LOS ANGELES — They were the ones to hand Stanford its first loss of the season last year, the ones who won 13 out of 14 conference games to sprint from last place in the Pac-10 to the NCAA Tournament.

It’s a good time to be the Washington Huskies, and head coach Lorenzo Romar knows it.

“It would be disappointing not to take advantage of the table being set for us to make a move this year,” Romar said Thursday after his team was picked to finish second in the preseason media poll and was the only team aside from Arizona to receive first-place votes. “You don’t have that luxury that often as a coach to have an experienced group that’s battle-tested.”

The Huskies do have the rare advantage of returning all five starters from last season, and they lose just more than eight points of scoring per game on a team that averaged 82. And they also beat Arizona in all three matchups last season, prompting Wildcats head coach Lute Olson to tab the Huskies as the team to beat this year.

“When the best looks at someone else as being the one in the way of being the best, then you’ve got something going,” Romar said. “We have a team that has more upperclassmen and more experience. We hope that this will pay dividends for us.”

That 19-12 mark last year — one that included a first-round tournament loss to UAB — was a breakout for the Huskies, who hadn’t won more than 11 games in a season for the previous four years. But Romar, utilizing an undersized but athletic lineup, has Washington playing an up-tempo style of basketball that helped him win a national championship as an assistant coach at UCLA in 1995.

None of the Huskies’ starters is taller than 6-foot-8, but all five of them are capable of success on different parts of the floor, a trait not many teams in college basketball can boast.

“It’s something that is underestimated, when you have five guys that can all make plays from any position on the floor.

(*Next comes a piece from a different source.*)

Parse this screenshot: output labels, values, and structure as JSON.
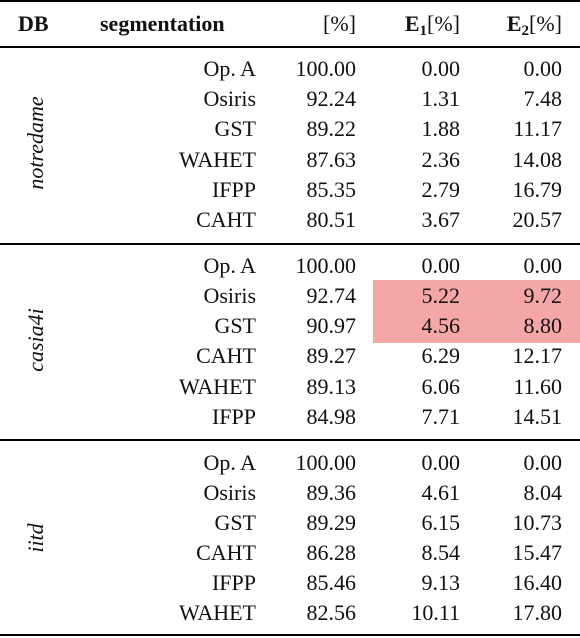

It makes you a little more difficult to defend,” Romar said. “That’s how we won at UCLA. In ‘95, when we won the championship, we had a lot of guys with versatility.”

Of course, the most exciting player on the Husky roster is nowhere near 6-foot-8. Diminutive point guard Nate Robinson, generously tabbed by Washington as 5-foot-9, flirted with the NBA draft after his sophomore season only to return to Seattle this fall for at least one more year.

Robinson’s flair for the dramatic has the Huskies looking like one of the nation’s most exciting teams to watch.

“All the hype, it really doesn’t matter as long as you play hard,” Robinson said. “It means a lot to me and it means the world to my team for me to have a good season. Me having a good year is going to help my teammates have a great year.

“We’re going to bring it every game. We want everyone to know that we’re here and we want to win as many games (as we can) and we want to destroy every team.”

The Huskies do find themselves in the unfamiliar position of being a favorite this year, a title that adds plenty of pressure. But Romar said that he thinks his group of players, a loose, free-wheeling bunch, can overcome the added burden by relying on the struggles of the past as inspiration. If he’s right, then the Huskies could be at the forefront of a conference looking for a resurgence after a disappointing year.

“It doesn’t give us a free ticket to the NCAA Tournament, but it does show progress,” Romar said.